Sonhadores, os sociólogos sempre procuraram duas coisas: as leis do social e a reforma das sociedades. Cá por mim busco bem pouco: tirar a casca dos fenómenos e tentar perceber a alma dos gomos sociais sem esquecer que o mais difícil é compreender a casca. Aqui encontrareis um pouco de tudo: sociologia (em especial uma sociologia de intervenção rápida), filosofia, dia-a-dia, profundidade, superficialidade, ironia, poesia, fragilidade, força, mito, desnudamento de mitos, emoção e razão.
30 outubro 2006
Pineu! Deita pineu! (6)
5. Principais problemas sociais
O principal problema é o desemprego, disseram-me os entrevistados. A vida assume, por isso, para milhares de pessoas em busca de sentido na vida, a feição generalizada do desenrasca, do salve-se quem puder. Se não há emprego local ou na grande Maputo (serralharias, padarias, como no Bairro Polana Caniço A), as pessoas enveredam pelo comércio informal, ambulante ou fixo em dumba-nengues, cujos ganhos são modestos e contigentes. E/ou pelo roubo.
Quando a noite chega, chegam também o tormento e a inquietação. Os meliantes espreitam os incautos, chegam, em grupos, a bater à porta das casas.

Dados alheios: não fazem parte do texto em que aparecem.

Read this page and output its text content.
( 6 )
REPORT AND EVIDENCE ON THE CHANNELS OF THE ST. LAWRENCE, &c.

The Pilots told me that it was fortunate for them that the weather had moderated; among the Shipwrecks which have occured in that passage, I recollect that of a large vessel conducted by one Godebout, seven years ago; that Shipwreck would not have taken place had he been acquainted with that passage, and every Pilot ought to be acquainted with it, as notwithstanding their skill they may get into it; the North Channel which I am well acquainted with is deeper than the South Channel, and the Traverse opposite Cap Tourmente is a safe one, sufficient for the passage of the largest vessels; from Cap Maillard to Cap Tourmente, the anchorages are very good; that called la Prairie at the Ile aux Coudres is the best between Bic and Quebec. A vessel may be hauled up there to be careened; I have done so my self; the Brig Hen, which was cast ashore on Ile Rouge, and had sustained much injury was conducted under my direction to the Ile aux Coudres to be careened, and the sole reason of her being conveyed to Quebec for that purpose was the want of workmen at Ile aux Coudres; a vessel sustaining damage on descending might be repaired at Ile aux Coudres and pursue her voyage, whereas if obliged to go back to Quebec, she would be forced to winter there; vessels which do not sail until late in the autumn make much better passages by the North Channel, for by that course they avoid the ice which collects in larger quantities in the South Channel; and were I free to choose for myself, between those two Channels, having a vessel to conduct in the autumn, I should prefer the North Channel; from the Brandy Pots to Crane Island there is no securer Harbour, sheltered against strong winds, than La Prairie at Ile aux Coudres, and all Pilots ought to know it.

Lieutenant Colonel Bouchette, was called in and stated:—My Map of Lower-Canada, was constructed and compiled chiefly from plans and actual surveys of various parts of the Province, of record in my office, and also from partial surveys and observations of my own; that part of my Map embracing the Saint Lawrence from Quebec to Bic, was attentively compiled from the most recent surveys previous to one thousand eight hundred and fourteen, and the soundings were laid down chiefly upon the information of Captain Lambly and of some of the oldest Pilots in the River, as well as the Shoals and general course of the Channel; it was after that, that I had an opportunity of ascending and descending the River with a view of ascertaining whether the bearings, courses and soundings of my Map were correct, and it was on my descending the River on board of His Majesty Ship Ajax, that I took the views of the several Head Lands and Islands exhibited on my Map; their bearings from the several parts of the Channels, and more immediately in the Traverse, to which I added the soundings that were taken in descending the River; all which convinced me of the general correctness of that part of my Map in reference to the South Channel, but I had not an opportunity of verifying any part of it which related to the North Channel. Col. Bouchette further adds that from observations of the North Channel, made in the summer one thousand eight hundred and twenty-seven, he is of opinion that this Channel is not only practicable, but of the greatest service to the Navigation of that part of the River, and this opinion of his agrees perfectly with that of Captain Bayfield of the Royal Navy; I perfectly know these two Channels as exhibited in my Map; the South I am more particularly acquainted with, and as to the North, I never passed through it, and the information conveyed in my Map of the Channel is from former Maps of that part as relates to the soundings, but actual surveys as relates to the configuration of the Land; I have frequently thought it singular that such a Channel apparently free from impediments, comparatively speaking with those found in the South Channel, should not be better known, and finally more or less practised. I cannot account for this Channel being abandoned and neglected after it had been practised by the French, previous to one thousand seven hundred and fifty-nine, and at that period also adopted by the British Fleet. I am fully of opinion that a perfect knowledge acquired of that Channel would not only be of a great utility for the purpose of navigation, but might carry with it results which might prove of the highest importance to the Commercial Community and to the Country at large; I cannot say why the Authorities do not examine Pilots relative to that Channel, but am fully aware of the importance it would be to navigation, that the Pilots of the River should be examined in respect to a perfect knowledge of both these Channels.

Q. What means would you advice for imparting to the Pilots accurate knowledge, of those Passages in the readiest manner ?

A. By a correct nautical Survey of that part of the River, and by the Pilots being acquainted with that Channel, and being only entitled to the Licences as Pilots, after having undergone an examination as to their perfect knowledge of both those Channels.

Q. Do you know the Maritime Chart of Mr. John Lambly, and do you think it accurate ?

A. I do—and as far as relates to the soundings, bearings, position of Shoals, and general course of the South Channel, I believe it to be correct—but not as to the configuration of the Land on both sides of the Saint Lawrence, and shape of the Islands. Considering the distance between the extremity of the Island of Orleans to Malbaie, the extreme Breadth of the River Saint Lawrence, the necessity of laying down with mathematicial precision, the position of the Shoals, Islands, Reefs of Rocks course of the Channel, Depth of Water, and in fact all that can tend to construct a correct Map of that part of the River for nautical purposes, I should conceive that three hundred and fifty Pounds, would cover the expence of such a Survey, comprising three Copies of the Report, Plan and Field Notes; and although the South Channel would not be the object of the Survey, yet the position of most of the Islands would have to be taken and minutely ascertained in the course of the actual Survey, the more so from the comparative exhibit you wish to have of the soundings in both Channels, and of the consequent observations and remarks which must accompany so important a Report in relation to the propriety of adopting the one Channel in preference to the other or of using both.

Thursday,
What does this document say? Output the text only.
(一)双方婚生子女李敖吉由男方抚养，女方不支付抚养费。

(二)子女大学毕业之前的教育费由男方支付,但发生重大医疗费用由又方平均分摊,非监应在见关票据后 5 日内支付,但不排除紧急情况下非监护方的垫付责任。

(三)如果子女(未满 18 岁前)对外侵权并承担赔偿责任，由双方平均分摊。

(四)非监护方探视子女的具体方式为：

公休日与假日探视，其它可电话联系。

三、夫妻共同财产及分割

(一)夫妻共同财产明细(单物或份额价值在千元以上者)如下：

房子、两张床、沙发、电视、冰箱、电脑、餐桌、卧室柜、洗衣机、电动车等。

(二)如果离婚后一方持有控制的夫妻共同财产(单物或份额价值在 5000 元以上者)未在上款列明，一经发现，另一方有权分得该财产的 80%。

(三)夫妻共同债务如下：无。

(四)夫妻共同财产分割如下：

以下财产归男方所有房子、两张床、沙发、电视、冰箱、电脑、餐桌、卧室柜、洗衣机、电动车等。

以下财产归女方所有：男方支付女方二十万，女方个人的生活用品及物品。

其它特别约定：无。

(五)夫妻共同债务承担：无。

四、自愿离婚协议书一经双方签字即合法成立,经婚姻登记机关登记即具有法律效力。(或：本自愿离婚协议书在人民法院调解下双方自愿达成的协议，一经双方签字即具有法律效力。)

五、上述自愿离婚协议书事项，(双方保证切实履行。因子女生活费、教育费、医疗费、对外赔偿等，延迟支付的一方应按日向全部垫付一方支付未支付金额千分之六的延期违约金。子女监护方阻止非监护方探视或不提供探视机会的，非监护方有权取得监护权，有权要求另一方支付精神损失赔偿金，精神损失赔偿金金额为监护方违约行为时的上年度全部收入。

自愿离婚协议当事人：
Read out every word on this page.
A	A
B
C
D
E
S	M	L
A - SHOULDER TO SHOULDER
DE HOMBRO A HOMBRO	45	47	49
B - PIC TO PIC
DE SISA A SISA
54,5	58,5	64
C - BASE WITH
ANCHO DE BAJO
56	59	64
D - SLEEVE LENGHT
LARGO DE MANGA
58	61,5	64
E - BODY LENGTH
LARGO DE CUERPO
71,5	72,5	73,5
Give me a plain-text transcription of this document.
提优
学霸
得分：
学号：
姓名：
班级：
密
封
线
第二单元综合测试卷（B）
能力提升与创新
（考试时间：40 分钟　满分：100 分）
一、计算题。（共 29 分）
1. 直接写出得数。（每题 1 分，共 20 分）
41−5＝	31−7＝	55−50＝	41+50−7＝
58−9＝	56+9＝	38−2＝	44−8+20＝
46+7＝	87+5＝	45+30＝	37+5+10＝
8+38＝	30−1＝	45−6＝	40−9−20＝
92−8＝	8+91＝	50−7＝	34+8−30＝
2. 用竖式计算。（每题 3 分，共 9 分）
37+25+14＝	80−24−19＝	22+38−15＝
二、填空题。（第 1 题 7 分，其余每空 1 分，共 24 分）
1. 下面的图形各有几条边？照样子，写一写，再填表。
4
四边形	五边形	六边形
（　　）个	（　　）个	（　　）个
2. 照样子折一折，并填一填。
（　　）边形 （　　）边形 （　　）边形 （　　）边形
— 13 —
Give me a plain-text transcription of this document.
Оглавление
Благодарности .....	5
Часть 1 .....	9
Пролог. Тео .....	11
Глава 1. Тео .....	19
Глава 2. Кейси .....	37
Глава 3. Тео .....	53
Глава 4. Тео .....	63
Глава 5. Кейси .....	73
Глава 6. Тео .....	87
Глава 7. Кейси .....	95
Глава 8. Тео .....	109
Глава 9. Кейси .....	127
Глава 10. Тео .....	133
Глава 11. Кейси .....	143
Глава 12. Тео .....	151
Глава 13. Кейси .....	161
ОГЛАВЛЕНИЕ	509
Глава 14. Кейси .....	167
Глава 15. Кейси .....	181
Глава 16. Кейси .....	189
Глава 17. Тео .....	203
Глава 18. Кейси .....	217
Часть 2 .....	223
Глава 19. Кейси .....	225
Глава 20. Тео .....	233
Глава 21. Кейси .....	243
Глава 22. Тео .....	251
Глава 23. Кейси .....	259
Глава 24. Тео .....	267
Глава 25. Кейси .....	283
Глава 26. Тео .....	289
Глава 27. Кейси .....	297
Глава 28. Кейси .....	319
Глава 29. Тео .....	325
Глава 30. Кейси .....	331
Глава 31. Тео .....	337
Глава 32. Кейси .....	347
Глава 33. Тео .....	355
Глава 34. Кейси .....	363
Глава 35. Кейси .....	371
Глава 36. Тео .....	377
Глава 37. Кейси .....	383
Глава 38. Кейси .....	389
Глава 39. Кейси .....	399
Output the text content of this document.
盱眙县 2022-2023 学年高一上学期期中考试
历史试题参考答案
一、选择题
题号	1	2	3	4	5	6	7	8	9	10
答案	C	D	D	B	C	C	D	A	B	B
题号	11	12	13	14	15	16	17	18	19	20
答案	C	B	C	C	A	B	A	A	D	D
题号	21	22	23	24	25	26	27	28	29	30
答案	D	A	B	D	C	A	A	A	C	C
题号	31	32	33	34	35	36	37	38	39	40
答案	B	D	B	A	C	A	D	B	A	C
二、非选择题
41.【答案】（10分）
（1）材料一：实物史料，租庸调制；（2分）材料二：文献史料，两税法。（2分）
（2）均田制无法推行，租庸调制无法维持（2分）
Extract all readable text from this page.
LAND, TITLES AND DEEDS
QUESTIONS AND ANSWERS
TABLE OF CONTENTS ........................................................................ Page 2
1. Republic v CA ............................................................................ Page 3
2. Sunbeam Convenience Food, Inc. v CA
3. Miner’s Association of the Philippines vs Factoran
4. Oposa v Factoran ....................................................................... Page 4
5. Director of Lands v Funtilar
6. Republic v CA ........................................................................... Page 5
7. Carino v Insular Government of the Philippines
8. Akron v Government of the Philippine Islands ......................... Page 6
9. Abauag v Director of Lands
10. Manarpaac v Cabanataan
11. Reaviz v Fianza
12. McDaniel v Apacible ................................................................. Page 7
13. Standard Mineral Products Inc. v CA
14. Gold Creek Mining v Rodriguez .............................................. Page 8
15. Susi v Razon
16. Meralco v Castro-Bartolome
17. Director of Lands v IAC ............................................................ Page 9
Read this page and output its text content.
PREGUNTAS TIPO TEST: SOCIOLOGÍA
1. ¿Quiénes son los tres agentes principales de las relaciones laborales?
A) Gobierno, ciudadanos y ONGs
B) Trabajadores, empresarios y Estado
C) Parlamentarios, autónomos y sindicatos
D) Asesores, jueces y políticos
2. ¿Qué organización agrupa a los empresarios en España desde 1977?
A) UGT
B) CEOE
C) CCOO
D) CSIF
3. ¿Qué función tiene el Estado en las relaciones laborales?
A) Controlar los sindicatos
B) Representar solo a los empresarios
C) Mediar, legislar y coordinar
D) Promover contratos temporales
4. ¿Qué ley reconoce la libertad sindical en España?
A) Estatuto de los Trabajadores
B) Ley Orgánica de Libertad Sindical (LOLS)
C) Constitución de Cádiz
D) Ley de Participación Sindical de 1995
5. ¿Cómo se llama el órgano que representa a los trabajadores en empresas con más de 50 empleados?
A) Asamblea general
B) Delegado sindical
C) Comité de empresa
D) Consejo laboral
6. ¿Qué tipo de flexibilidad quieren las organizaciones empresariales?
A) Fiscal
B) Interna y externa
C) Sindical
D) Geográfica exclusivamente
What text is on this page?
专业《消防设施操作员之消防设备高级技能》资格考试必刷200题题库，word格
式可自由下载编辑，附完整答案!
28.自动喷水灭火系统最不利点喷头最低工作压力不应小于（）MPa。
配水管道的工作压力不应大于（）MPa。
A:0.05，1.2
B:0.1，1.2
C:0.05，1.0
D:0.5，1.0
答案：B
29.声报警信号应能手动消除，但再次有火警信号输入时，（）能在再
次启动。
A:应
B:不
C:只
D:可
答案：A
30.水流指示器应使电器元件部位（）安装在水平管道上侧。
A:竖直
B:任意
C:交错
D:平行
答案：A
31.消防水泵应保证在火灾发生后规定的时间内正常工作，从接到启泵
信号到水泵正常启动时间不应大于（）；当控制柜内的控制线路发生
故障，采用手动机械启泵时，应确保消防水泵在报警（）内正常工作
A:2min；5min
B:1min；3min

O roubo campeia. Dentro das casas os alvos preferidos são as aparelhagens e os aparelhos de televisão; fora delas, nos becos, nas ruelas, são os celulares e o dinheiro.
Bairros preocupantes nesse campo são, por exemplo, os bairros Ferroviário e Saul.
Os moradores queixam-se à polícia dos roubos. Mas, segundo os meus depoentes, os ladrões são pouco tempo depois soltos pelas famílias a troco de dinheiro.
Acresce que, segundo ainda os depoentes, as pessoas estão cansadas, também, da polícia comunitária, a quem acusam de corrupção e de maldade.
Mas a noite é, também, a noite das barracas e das aparelhagens com o som no máximo prolongando-se até altas horas, em meio ao álcool e à suruma.
Deixados à sua sorte, vítimas de uma violência multilateral (do desemprego ao roubo), não confiando na polícia, os moradores estão psicologicamente preparados, eles-também, para serem violentos. Basta uma pequena faísca para que essa violência tome curso.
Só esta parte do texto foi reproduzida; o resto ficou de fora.